From San Francisco, at a meeting of the American Geophysical Union

Scientists analyzing images of the moon’s surface taken from lunar orbit believe they’ve identified the crater that formed when a small asteroid slammed into the moon almost 5 decades ago.

Early in the evening of Nov. 14, 1953, an amateur astronomer in Oklahoma observed and photographed a bright flash–believed to be the impact of an extraterrestrial object–on the moon’s surface. Although the camera’s exposure was set for 0.5 second, the flash probably lasted about 1 s, says Bonnie J. Buratti, a planetary astronomer at NASA’s Jet Propulsion Laboratory in Pasadena, Calif.
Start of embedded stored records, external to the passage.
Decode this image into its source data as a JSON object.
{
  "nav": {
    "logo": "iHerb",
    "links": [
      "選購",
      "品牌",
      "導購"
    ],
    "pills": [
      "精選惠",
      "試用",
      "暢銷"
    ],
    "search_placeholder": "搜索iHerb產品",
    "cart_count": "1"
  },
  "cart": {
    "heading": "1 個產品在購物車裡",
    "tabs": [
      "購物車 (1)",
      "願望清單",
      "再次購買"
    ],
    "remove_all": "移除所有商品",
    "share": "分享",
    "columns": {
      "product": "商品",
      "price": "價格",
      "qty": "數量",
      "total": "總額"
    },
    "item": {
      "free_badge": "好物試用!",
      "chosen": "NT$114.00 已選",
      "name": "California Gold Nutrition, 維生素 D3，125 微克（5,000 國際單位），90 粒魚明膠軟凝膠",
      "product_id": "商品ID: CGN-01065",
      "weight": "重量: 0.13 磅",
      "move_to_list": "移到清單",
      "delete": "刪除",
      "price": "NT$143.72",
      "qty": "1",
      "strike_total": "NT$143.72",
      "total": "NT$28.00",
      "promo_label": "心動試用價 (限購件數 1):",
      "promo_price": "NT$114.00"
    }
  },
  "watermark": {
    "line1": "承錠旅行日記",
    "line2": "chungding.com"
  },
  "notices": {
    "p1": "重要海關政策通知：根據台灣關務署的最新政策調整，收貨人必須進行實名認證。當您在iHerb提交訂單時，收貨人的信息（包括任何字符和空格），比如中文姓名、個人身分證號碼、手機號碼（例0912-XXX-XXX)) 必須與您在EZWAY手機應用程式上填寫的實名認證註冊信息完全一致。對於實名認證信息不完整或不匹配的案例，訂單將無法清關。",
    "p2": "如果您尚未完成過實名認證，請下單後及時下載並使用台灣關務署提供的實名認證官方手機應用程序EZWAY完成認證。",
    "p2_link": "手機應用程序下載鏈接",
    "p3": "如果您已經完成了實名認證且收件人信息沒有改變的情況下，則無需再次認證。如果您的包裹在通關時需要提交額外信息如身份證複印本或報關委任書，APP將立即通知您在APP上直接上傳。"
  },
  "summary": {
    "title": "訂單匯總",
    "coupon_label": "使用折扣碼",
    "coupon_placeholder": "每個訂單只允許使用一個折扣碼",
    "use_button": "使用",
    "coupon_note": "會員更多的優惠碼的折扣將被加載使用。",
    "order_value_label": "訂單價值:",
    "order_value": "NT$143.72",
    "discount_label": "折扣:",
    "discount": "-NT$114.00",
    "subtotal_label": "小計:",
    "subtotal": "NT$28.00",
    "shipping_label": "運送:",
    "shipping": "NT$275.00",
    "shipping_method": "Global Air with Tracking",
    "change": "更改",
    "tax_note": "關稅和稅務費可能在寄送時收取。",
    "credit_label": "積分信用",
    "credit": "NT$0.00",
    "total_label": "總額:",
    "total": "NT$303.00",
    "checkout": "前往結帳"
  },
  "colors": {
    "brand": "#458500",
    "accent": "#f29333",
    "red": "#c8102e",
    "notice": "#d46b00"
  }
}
Using the brightness of the flash and its estimated duration, she and Lane L. Johnson of Pomona College in Claremont, Calif., estimate that the energy of the impact was equivalent to that released by exploding 500,000 tons of TNT. Only about 0.3 percent of the kinetic energy was converted into visible light, Buratti notes. Much of the remainder vaporized rocks, generated huge seismic waves, and blasted a crater.

The pockmark formed by the 1953 impact isn’t large enough to be resolved by earthbound telescopes. Images of the impact’s area garnered by Clementine, a Department of Defense–designed probe that mapped the moon in 1994, show a bright, bluish halo about 1.5 kilometers across. The images don’t show a crater inside the halo because the photos were snapped when the sun was high in the lunar sky and shadows were minimal. Nevertheless, the blue tinge suggests its material is freshly excavated, says Buratti.

The researchers estimate the crater to be about 300 meters across and 60 m deep. The stony asteroid that smacked the moon was therefore probably about 20 m in diameter. Objects that size probably strike Earth or the moon once every decade or so.